Lo stesso dicasi della “distesa” prodottasi nel secondo “giorno” creativo; non è descritta qualche sostanza solida che sia battuta ma, piuttosto, la creazione di uno spazio o divisione fra le acque che coprivano la terra e altre acque al di sopra della terra. Descrive dunque la formazione dell’atmosfera che circonda la terra, e indica che un tempo non c’era una netta divisione o spazio aperto, ma che l’intero globo era avvolto nel vapore acqueo. Ciò concorda anche con gli argomenti scientifici sui primi stadi della formazione del pianeta e con l’idea che un tempo l’acqua esistesse sulla terra solo sotto forma di vapore, a motivo dell’estremo calore della superficie terrestre.

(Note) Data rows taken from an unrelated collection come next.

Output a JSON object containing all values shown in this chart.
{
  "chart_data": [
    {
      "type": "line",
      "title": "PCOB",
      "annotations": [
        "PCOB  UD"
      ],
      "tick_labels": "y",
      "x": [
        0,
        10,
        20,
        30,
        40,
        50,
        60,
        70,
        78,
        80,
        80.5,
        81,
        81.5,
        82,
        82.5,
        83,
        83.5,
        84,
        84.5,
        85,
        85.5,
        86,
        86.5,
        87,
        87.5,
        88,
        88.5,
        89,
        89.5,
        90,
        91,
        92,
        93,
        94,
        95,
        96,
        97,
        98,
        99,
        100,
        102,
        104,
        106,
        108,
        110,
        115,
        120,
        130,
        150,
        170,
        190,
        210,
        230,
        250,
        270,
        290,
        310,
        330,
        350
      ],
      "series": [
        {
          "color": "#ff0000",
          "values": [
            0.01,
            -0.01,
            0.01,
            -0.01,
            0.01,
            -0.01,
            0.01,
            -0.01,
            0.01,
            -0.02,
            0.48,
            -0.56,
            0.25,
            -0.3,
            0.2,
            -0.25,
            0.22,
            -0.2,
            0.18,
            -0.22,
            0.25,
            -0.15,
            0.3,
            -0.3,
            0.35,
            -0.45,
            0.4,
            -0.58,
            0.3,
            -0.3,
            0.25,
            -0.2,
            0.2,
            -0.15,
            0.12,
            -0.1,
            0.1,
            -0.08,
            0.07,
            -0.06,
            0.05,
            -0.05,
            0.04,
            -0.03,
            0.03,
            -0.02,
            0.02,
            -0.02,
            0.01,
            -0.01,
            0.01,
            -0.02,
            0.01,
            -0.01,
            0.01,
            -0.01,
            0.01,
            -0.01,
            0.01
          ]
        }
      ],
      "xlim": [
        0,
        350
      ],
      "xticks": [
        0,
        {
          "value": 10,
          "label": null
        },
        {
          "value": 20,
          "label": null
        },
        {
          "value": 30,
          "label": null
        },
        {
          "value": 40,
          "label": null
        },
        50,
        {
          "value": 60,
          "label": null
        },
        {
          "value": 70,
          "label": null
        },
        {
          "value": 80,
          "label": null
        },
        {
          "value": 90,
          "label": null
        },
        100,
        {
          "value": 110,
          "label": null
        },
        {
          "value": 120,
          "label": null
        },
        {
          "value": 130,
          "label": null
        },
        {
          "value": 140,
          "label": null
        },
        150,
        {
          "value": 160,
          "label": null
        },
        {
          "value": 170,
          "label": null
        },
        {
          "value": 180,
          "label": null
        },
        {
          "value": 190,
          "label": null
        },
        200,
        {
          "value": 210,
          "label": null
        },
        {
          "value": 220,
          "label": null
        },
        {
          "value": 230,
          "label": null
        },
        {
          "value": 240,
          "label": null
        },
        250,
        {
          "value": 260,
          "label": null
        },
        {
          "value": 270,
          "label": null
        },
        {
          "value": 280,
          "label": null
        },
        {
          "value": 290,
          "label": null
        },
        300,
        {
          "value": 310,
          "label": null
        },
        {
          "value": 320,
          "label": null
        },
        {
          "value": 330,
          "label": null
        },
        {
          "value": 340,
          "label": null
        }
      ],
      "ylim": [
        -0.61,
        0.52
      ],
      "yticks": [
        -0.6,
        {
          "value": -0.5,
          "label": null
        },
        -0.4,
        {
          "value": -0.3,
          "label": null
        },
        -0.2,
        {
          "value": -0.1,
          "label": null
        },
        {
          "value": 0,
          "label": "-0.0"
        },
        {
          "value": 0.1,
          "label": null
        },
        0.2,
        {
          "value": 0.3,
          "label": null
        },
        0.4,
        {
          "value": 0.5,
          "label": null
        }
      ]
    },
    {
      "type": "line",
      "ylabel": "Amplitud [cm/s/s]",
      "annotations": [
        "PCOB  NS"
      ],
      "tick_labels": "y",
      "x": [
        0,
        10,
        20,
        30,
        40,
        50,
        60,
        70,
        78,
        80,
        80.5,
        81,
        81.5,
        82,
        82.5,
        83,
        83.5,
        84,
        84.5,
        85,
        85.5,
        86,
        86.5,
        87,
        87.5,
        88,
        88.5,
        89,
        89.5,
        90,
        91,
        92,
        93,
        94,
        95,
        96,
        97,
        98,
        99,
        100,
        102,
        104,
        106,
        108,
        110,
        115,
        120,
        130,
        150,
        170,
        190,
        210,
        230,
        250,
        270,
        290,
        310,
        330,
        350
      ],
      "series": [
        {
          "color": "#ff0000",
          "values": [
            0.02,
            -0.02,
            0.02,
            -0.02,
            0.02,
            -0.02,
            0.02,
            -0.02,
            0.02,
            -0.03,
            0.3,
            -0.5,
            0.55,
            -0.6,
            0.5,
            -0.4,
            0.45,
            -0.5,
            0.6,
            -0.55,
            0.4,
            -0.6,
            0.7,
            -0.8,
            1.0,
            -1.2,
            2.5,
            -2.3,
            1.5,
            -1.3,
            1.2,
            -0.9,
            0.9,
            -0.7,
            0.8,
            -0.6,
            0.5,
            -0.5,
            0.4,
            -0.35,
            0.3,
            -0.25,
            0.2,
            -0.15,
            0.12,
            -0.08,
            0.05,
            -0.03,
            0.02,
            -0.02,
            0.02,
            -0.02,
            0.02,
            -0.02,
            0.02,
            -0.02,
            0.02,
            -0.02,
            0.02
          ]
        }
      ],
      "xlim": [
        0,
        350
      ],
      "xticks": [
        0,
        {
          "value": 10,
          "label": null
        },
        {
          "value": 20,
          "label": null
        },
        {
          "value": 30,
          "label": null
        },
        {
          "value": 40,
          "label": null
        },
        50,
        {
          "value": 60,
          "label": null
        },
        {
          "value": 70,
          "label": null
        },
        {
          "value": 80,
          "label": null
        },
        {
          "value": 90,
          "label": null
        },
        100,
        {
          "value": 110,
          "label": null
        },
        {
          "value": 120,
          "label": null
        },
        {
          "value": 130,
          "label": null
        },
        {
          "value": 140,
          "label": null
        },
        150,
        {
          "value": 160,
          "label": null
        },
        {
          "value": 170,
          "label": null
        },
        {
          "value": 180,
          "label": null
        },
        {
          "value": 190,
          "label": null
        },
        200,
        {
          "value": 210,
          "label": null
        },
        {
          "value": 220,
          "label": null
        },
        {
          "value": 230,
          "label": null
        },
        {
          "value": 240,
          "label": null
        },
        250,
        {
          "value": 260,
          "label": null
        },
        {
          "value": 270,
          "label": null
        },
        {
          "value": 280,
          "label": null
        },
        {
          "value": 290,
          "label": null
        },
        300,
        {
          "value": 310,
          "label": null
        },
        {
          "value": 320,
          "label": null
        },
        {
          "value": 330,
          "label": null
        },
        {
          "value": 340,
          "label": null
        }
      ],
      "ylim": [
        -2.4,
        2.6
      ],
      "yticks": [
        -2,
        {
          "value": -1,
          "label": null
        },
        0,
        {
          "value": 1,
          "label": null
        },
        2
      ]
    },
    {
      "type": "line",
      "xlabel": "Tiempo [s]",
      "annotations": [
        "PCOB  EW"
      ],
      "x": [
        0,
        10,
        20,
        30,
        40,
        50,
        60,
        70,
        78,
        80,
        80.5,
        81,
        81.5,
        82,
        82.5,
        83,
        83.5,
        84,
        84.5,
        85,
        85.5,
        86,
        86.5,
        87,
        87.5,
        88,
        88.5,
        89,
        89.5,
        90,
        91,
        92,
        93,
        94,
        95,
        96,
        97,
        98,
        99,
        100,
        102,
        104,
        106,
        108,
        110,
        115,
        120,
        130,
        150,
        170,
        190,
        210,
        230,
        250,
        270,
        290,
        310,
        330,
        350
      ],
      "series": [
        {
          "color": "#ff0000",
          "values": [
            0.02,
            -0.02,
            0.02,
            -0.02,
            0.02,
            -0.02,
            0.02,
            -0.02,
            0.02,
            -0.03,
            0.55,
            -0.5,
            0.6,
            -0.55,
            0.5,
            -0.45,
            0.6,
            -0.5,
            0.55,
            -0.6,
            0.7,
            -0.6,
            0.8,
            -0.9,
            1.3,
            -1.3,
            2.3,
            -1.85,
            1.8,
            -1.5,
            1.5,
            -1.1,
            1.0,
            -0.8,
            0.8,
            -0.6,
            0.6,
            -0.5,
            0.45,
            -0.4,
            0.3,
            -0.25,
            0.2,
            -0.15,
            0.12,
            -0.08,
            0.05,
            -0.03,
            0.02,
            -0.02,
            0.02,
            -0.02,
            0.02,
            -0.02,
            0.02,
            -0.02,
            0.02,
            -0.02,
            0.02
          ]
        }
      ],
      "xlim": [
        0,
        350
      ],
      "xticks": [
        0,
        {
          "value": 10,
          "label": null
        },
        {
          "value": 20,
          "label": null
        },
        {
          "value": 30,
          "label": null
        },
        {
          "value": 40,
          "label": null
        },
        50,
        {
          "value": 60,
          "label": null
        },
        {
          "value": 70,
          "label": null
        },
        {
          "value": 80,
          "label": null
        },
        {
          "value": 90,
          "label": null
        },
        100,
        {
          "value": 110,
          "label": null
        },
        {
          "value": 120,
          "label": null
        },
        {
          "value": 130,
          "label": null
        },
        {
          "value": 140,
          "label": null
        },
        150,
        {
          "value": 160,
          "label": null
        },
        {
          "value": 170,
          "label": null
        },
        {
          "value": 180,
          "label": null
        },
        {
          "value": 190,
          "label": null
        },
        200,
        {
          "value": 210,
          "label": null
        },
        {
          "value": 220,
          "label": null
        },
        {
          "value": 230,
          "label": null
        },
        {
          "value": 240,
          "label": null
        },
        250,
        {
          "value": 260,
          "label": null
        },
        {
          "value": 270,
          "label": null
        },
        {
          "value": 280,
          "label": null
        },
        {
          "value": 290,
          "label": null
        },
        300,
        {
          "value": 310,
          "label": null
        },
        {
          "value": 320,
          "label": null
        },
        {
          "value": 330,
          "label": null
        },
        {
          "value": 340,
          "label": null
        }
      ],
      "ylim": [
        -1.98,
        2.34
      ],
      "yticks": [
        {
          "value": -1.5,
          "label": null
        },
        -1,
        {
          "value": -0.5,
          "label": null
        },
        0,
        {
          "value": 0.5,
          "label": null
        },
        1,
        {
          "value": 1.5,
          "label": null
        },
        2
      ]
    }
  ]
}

Gli ebrei che scrissero la Bibbia non concepivano il cielo formato in origine di lucido metallo come è evidente dall’avvertimento dato a Israele per mezzo di Mosè nel caso che avessero disubbidito a Dio: “I tuoi cieli che ti stanno sopra la testa devono pure divenire rame, e la terra che ti sta di sotto ferro”. Queste parole descrivono metaforicamente l’effetto dell’intenso calore e della grave siccità sui cieli e sulla terra della Palestina. — Deut. 28:23, 24.

È pure ovvio che gli antichi ebrei non sostenevano alcun concetto pagano come l’esistenza di “finestre” letterali nella volta del cielo attraverso cui scendeva la pioggia. Molto accuratamente e scientificamente lo scrittore di Giobbe cita le parole di Eliu che descrivono il processo per cui si formano le nuvole: “Poiché egli attrae le gocce d’acqua; filtrano come pioggia per la sua nebbia, così che le nuvole [shehhaqìm] versano, gocciolano sul genere umano abbondantemente”. (Giob. 36:27,.28 Anche l’espressione “cateratte [ʼarubbòth] dei cieli’ è chiaramente figurativa. — Confronta Genesi 7:11; II Re 7:1, 2, 19; Malachia 3:10; vedi anche Proverbi 3:20; Isaia 5:6; 45:8; Geremia 10:13.